Interpret the Results • Kaplan – Meier survival probabilities (see handout) • Mean Life statistic: • Start Smart = 4.4 semesters/ non-Start Smart = 4.2 semesters • Hazard Probabilities: (see handout) • Log-Rank Statistic: • Log-Rank value = .628 (α = .428) . . . not significant. It is difficult for the log-rank test to find a difference when survival curve lines cross, as was the case in this study. In the absence of a significant log-rank statistic, reliance on graphical representation of survival curves and associated survival probabilities is paramount.
Interpret the Results • With betas of -.346 for gender and -.393 for income (p = .000), persistence significance was found for female students with lower than average family income contributions. • No significance was found for high school GPA, gender, or Start Smart participation, even with interaction terms. • In fact, high school GPA did not have a significant influence on persistence beyond the first year of college. • This confirms the Kaplan-Meier findings (similar curves). • Start Smart was not a factor in long-term student persistence: participants and non-participants experienced equal or close to equal termination and persistence rates over time.
Interpret the Results • Ho: There is no difference between persistence over time between non-orientation and orientation participants. The program has no effect (fail to reject Ho) • Since the survival curves (Kaplan-Meier) as well as the log-rank statistic provide no detectable difference between the survival curves of both groups . . . . AND given the correlation co-efficients from the Cox-Regression analysis; we fail to reject the null hypothesis. • Orientation participation did not have an effect on persistence over time.
Interpret the Results • Correlation on Graduation Rate and Group (r = .185, α = .01) Start Smart students graduated almost 2 to 1 (1.7) compared to non-Start Smart students at the 4 the semester.

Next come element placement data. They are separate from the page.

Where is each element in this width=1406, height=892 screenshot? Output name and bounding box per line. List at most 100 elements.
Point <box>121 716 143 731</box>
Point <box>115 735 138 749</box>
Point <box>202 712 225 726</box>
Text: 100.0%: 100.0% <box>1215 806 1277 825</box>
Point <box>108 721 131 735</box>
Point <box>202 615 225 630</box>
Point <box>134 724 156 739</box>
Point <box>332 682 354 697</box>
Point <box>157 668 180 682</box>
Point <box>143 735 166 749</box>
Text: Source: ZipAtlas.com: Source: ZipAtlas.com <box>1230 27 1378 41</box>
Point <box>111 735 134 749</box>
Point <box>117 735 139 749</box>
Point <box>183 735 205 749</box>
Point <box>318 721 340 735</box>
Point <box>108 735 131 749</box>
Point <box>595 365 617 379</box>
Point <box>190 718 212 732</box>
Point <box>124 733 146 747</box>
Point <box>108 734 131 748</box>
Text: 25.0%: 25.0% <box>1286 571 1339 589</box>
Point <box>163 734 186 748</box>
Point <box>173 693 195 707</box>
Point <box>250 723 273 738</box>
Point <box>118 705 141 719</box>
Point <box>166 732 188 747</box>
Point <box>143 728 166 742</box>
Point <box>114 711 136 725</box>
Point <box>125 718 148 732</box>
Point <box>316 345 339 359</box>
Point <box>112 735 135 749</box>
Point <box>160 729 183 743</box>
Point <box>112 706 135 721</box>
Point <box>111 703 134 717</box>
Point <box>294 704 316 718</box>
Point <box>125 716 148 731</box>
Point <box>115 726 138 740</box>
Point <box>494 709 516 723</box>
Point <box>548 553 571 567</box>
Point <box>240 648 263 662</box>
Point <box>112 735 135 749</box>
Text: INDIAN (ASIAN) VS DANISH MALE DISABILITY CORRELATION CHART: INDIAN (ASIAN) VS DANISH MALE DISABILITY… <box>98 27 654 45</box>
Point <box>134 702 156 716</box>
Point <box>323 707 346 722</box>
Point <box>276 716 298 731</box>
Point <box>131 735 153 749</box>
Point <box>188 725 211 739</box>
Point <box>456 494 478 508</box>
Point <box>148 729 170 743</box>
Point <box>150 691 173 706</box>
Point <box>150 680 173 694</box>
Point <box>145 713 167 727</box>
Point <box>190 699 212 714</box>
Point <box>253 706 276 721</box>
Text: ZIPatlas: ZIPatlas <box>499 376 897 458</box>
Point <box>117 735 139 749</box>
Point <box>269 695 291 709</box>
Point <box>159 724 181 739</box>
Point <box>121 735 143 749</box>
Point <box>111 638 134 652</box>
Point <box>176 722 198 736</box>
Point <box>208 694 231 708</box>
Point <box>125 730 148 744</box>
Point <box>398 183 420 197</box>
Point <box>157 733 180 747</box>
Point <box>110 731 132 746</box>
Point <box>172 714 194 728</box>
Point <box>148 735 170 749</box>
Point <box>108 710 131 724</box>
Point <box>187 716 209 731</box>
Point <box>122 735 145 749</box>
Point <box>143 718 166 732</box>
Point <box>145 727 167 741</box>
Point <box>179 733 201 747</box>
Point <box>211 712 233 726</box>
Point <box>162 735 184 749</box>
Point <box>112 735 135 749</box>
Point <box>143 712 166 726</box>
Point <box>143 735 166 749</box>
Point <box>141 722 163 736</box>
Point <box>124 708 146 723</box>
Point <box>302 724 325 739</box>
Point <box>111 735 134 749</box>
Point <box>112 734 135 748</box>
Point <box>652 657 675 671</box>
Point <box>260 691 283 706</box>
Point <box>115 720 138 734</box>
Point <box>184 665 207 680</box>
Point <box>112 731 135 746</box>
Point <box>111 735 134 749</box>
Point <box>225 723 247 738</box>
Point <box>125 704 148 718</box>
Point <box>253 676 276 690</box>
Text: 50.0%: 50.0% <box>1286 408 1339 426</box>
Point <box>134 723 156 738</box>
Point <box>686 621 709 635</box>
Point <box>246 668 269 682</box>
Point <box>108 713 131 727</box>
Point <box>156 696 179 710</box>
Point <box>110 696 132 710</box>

Repetitive Findings (N = 4,536) • Survival Analysis • Non-significant log rank values (survival curves are similar) • 2003 females = higher persistence (more in the study) • 2001 was significant (log rank = 16.007, α = .001). Median survival for Start Smart = 4 semesters; non-Start Smart = 3 semesters. • Gender was the greatest predictor of persistence (females). • Graduation Rates • Same observed pattern • Start Smart average = 263 compared to 164 (1.7 :1) • Combined correlation 2.4% (r2 = .0243) toward Start Smart and graduation
Conclusions No significant relationship existed between Start Smart participation and long-term survival or persistence. However, in terms of student success orientation students did graduate at a greater rate than non-orientation students.
Recommendations • Survival analysis applied to other intervention/retention programs • Remedial education programs • Upward Bound-type programs • Early college programs • Sports/Intramurals/Student Leadership • Interactions between predictors and time: • Look at each predictor over time • Determine transient or permanent effects • Re-fine the time variable (Time < 5 semesters, graduation effect) • Missionary effect: • Allow for re-entry either with original cohort or existing cohort • Allow for part-time student analysis/study • Survival analysis in terms of student decision-making • Variables affecting decisions to withdraw or persist over time
So Why all the Trouble? • Survival analysis provides a picture of persistence over time (logistic regression is limited in the process). • Survival analysis run with other analysis provides greater insight into the student departure characteristics (future study about decision-making). • Survival analysis’ survival and hazard probabilities are great for cohort tracking, graduation rates, and transfer rates. • Survival analysis is a model that is easily duplicated (switch Orientation to Intramurals or Remedial Math etc.). • Survival analysis is do-able!